I ricercatori cinesi hanno sviluppato un sensore magnetico ad effetto Hall altamente sensibile in grado di rilevare la debole firma magnetica di un sottomarino situato a 500 metri sotto la superficie, rivoluzionando potenzialmente la sorveglianza subacquea utilizzando la tecnologia indossabile.
Gli scienziati degli Istituti di Scienze Fisiche di Hefei e dell'Istituto di Tecnologia e Ingegneria dei Materiali di Ningbo, entrambi affiliati all'Accademia Cinese delle Scienze (CAS), hanno progettato il dispositivo, che è più piccolo di un granello di polvere ma abbastanza potente da identificare sottili anomalie magnetiche su lunghe distanze.
Questa limitazione ha ostacolato la loro applicazione in scenari che richiedono alta precisione, come il monitoraggio di oggetti sottomarini o il rilevamento di minacce nascoste. Il nuovo sensore, tuttavia, sembra superare questa barriera mantenendo la chiarezza anche a livelli di sensibilità elevati. I sensori a effetto Hall funzionano misurando i cambiamenti nei campi magnetici attraverso la generazione di una piccola tensione elettrica. La loro semplicità, convenienza e design compatto li rendono ideali per l'integrazione in dispositivi portatili. Tuttavia, i precedenti tentativi di migliorare la loro sensibilità spesso hanno comportato un aumento del rumore, simile all'aumento del volume di una radio amplificando contemporaneamente la statica.
L'ultima iterazione dei ricercatori cinesi sembra aggirare questo problema, offrendo un livello di accuratezza precedentemente ritenuto irraggiungibile senza compromettere l'integrità del segnale. Le potenziali applicazioni di questa tecnologia si estendono oltre i contesti militari o di sicurezza. Per esempio, i pescatori o i lavoratori marittimi dotati di tali sensori potrebbero ricevere avvisi precoci di sottomarini vicini, migliorando la sicurezza durante le operazioni. Inoltre, il monitoraggio ambientale potrebbe trarre beneficio dalla capacità di tracciare sottili cambiamenti nel campo magnetico terrestre, aiutando negli studi geologici o nella ricerca sul clima.
La miniaturizzazione del sensore suggerisce che potrebbe un giorno essere incorporato nei dispositivi indossabili di tutti i giorni, trasformando il modo in cui gli individui interagiscono con l'ambiente circostante. Il risultato del team di ricerca deriva da anni di sperimentazione finalizzati alla raffinatezza dei materiali e delle tecniche di produzione. Ottimizzando la composizione e la struttura dei componenti principali del sensore, sono riusciti a ridurre il rumore interno preservando la reattività. Questo progresso si allinea con gli sforzi globali più ampi per migliorare le prestazioni del sensore, in particolare in aree in cui i metodi tradizionali sono insufficienti a causa di dimensioni, costi o vincoli di potenza.
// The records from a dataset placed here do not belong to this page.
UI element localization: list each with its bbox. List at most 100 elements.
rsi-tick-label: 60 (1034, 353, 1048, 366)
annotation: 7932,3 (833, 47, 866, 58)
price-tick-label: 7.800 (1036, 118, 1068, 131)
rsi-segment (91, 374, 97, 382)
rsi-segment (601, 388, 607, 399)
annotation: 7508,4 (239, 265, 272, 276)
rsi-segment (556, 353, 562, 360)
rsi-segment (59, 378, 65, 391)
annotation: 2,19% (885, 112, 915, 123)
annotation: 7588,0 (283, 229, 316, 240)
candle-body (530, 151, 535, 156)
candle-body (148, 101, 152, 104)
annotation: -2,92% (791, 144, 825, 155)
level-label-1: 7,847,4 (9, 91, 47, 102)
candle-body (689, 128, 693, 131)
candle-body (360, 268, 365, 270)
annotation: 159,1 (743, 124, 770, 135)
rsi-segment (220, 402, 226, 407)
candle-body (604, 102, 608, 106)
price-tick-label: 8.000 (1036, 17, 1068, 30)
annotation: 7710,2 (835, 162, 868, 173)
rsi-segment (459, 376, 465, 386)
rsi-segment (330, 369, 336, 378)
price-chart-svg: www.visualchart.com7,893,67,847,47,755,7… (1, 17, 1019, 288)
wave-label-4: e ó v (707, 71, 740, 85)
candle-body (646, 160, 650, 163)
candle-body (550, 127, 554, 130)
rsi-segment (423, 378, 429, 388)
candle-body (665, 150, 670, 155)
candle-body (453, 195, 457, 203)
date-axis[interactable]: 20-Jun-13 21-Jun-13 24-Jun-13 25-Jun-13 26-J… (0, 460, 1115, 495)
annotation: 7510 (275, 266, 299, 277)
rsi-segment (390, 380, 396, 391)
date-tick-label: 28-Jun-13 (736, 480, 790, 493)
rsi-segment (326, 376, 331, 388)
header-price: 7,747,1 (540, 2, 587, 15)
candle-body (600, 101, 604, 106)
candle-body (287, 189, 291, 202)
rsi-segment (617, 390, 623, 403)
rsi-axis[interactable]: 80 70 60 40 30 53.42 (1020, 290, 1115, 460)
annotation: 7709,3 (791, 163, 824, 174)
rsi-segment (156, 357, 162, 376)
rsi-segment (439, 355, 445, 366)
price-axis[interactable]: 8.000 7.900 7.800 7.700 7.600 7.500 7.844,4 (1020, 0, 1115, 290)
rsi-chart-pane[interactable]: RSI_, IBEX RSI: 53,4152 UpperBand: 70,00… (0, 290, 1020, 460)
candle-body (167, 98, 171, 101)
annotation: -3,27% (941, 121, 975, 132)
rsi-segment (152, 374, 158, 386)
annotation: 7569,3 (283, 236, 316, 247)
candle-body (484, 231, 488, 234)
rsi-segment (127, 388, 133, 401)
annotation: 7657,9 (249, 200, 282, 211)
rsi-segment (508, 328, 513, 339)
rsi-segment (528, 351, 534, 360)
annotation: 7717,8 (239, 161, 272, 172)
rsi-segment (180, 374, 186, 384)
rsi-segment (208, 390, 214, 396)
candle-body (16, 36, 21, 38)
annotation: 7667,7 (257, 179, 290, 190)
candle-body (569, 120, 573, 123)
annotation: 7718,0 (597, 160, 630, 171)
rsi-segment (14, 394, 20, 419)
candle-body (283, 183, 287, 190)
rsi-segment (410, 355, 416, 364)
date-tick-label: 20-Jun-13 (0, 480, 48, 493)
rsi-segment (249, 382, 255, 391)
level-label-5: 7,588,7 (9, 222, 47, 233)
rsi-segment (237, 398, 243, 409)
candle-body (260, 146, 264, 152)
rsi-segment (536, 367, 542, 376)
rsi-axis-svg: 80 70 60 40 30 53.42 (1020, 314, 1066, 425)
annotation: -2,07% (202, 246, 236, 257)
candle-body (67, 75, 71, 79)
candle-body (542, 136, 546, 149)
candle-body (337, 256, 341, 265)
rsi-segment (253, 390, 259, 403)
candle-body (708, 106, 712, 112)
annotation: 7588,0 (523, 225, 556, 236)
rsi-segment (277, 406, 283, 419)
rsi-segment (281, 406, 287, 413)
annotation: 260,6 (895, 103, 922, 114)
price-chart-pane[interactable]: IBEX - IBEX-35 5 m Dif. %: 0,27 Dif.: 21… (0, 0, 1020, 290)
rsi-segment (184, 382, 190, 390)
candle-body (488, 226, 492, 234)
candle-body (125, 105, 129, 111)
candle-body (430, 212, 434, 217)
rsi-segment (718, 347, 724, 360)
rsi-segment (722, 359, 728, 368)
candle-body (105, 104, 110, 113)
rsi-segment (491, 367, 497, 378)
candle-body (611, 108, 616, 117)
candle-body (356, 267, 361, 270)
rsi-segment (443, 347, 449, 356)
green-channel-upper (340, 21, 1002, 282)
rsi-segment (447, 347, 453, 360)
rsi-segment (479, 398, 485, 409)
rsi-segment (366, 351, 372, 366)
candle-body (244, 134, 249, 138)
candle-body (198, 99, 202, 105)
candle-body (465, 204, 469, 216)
In futuro, saranno necessari ulteriori test per convalidare le capacità del sensore in condizioni reali. I ricercatori prevedono di condurre prove sul campo per valutare la sua efficacia nel rilevare le firme reali dei sottomarini, nonché valutare la sua durata e affidabilità in ambienti diversi. Se riuscita, la tecnologia potrebbe aprire la strada a nuove generazioni di dispositivi intelligenti in grado di eseguire compiti una volta considerati impraticabili. Le implicazioni di questa svolta sottolineano il rapido ritmo dell'evoluzione tecnologica e il suo crescente impatto sia sui settori civili che sulla difesa.